Najciekawiej jest natomiast z tyłu opakowania. Tam znalazł się kolejny render Thora 660, z którego to wychodzą linie, a na ich końcach wypisane są dodatkowe cechy klawiatury. Są to:

  • możliwość połączenia przez Bluetooth,
  • możliwość połączenia za pomocą kabla USB-C,
  • wbudowany akumulator o pojemności 3000 mAh,
  • gumki antypoślizgowe,
  • 19 trybów podświetlenia RGB,
  • wysokiej jakości stabilizatory,
  • przełączniki mechaniczne Gateron Red o żywotności 50 milionów wciśnięć,
  • keycapy Pudding wykonane metodą podwójnego wtrysku,
  • kompaktowy rozmiar,
  • N-Key Rollover,
  • multimedialne i funkcyjne klawisze.

Ponadto obok znalazła się pełna specyfikacja zamontowanych w tej klawiaturze przełączników.

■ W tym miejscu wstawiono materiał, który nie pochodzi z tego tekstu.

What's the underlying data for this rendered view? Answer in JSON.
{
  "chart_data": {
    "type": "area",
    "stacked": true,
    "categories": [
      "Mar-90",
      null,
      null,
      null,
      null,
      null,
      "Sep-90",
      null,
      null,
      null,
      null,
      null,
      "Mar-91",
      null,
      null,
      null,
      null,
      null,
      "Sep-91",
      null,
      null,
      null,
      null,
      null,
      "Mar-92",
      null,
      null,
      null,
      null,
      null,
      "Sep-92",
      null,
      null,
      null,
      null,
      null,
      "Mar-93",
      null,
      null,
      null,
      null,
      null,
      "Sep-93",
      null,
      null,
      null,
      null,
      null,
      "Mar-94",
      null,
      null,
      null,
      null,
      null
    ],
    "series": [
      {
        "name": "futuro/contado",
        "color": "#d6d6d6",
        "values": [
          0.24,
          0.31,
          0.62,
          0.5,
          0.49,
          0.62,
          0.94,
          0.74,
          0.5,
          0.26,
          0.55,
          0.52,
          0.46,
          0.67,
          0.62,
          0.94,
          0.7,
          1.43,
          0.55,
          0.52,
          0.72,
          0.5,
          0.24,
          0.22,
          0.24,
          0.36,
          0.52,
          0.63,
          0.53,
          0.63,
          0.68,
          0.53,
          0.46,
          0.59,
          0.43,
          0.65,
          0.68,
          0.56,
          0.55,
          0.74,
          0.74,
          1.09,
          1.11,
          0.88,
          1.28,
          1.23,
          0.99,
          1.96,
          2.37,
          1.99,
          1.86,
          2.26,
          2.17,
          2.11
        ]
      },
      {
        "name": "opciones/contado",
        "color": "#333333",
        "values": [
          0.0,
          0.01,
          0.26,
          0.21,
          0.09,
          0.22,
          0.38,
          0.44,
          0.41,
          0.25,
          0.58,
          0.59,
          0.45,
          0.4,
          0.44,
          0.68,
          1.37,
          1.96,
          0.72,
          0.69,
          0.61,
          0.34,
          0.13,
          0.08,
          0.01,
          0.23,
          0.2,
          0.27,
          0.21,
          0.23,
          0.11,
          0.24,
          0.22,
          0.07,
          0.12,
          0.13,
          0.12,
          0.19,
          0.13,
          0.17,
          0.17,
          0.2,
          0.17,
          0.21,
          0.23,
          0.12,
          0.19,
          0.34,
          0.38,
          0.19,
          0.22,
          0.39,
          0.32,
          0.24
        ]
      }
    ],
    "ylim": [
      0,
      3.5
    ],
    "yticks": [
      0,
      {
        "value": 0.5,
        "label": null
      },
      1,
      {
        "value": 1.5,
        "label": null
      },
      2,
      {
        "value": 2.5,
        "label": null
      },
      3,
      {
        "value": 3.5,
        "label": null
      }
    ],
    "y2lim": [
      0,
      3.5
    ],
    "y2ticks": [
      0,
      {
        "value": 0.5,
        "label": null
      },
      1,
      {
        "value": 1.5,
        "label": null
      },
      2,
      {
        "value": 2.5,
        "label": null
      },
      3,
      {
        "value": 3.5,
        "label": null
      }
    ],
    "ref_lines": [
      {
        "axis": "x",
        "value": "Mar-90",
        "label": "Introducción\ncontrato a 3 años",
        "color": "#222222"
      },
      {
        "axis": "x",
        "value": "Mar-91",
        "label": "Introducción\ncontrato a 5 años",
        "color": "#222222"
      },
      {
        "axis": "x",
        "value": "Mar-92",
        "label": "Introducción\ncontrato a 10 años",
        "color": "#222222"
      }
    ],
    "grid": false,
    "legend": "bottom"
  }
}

Dowiadujemy się z niej, że:

  • aktywacja ma miejsce w połowie skoku,
  • pełen skok ma 4 milimetry,
  • do aktywacji musimy użyć 45 gramów siły,
  • szybkość reakcji to 8 milisekund.

Jakby Wam jeszcze było mało suchych informacji, to pod tym znalazła się jeszcze jedna specyfikacja, która – choć powtarza już część znanych nam cech – to wciąż przekazuje naprawdę przydatne informacje. Nie będę Wam jednak już nimi zawracał głowy, a po prostu w reszcie tekstu będę z nich korzystał. Jeśli ktoś jednak chce je przeczytać, to wystarczy przybliżyć sobie prawe zdjęcie w galerii poniżej :)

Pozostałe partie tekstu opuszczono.